Nie. Nie miało to nic wspólnego z amerykańskimi żołnierzami. Była to niewielka niemiecka miejscowość, której mieszkaniec stworzył sklep z głośnikami we własnym domu. Kanapa, obrazy, jakiś telewizor i zestaw hi-fi podpięty pod nasze głośniki. Żadnych elementów wygłuszeniowych. Ten dealer sprzedawał największą ilość naszego sprzętu w Europie. Od niego zresztą zaczął się nasz rozwój na rynku europejskim, a nasze salony do dziś przypominają domowe zacisza.

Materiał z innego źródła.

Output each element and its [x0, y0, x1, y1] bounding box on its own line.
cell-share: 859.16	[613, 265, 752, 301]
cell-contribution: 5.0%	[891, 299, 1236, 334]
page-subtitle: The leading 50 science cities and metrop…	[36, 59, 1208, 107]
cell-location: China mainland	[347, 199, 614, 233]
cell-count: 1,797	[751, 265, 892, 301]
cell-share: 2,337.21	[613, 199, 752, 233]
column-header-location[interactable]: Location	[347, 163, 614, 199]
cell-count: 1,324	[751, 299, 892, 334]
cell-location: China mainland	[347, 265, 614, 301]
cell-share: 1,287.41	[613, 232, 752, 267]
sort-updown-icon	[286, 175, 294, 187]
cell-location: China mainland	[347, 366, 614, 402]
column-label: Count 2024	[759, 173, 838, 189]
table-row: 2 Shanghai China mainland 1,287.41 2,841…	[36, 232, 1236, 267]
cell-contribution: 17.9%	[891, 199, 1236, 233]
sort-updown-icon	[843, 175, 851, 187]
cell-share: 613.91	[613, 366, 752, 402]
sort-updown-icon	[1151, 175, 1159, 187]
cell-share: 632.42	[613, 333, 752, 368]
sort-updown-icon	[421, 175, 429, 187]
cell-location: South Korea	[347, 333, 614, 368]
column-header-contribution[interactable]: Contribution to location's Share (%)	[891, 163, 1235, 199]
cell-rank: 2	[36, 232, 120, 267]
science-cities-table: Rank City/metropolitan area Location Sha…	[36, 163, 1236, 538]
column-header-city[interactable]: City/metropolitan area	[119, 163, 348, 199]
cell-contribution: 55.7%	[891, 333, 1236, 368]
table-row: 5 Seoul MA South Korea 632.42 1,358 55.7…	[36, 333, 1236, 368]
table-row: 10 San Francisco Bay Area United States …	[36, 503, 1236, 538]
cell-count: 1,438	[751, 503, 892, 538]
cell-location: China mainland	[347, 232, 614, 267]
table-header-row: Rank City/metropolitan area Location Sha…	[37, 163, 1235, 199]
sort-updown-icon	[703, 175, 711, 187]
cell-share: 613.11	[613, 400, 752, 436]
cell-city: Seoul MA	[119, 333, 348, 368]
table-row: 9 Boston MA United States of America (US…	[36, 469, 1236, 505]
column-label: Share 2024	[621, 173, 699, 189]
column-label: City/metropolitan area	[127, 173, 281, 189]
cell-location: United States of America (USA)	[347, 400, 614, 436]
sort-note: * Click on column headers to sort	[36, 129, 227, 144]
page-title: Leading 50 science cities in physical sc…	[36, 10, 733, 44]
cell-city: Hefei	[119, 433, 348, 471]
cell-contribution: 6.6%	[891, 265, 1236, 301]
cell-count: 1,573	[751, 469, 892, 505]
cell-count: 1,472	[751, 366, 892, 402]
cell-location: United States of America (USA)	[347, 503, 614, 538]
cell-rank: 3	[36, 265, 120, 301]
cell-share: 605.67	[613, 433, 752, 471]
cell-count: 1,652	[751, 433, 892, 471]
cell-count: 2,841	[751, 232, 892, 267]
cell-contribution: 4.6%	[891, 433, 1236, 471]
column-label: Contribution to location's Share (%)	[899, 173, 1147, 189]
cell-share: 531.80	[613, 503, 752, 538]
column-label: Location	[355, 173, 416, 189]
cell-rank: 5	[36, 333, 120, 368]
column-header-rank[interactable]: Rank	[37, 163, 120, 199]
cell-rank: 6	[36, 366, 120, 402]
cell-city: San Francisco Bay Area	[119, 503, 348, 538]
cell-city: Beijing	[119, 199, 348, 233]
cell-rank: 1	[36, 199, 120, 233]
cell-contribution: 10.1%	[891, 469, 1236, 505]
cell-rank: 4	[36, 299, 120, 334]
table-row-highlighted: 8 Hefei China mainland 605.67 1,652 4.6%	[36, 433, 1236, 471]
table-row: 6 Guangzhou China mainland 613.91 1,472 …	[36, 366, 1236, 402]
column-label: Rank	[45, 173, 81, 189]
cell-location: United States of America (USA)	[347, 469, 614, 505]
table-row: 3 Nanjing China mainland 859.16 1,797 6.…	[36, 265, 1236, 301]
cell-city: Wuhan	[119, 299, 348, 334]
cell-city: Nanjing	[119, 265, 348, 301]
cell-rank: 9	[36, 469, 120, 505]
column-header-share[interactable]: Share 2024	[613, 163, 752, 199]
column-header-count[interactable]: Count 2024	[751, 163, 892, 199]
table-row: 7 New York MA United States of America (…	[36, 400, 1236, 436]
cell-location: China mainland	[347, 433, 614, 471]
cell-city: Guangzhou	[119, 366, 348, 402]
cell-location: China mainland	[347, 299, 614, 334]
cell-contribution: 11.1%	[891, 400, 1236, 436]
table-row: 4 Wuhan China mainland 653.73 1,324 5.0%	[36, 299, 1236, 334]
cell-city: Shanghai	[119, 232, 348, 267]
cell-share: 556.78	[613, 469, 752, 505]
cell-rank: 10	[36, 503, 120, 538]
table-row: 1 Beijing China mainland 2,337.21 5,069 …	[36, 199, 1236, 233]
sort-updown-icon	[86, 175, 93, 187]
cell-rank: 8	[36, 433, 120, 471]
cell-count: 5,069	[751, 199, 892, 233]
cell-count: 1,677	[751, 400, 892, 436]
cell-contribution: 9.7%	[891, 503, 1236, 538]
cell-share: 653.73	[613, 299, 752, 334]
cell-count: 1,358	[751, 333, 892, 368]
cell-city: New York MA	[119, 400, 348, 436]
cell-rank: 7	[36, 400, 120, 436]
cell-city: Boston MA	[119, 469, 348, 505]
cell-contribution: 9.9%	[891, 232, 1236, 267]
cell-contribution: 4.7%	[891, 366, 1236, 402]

Zakłócane mocnym łupnięciem basu…
(śmiech) A propos hałasu. Nasze najlepsze słuchawki wyciszające dźwięki z zewnątrz powstały podczas podróży samolotem. Założyciel firmy Amar Bose leciał z Europy do Stanów Zjednoczonych i stwierdził, że jest bardzo głośno, a on nie może skupić się na swoich myślach.
Nie lubił ludzi?
Przeciwnie. Uwielbiał pracować z ludźmi. Był nie tylko wynalazcą, ale też wykładowcą, uczył. Chodziło o silniki. W efekcie jeszcze na pokładzie samolotu powstał zarys pomysłu, który doskonale sprawdza się do dziś.
Prawdziwy geniusz, nie ma co. Gdzie zdobywał wiedzę?
Studiował w Massachusetts Institute of Technology. Po zakończeniu studiów zaproponowano mu pracę na uczelni i do dziś jest wspominany jako jeden z najlepszych mówców i wykładowców.
Nie dziwota, mając za sobą swoje głośniki, musiał być świetnie słyszalny.
(śmiech) Widziałem jego wykłady i mówił bez żadnego nagłośnienia. Natomiast ważne jest to, że jego kariera naukowa szła w parze z rozwojem firmy. Wykładał cały czas na uczelni, jednocześnie prowadząc firmę. I tu kolejna ciekawostka. W 2011 r., dwa lata przed śmiercią, przeanalizował historię różnych marek, które miały swój dobry żywot do momentu, kiedy żył założyciel firmy, i przekazał Bose na własność swojej uczelni.
Nie miał dzieci?
Miał. Natomiast wiedział, że uczelnia będzie kierować do Bose swoich najlepszych ludzi, oddanych inżynierii i dźwiękowi.
Przy okazji dobrze na tym zarabiając…
To też nie tak. Większość zysków Bose trafia na fundusze stypendialne MIT, rozwój technologii, badania naukowe. Bose nie ma udziałowców na giełdzie, więc nikt nie dyktuje rozwoju produktu. Jest to firma w pewnym sensie cały czas prywatna. MIT ma korzyść w postaci badań, a Bose ma korzyść w postaci mądrego prowadzenia przez kolejne kilkaset lat.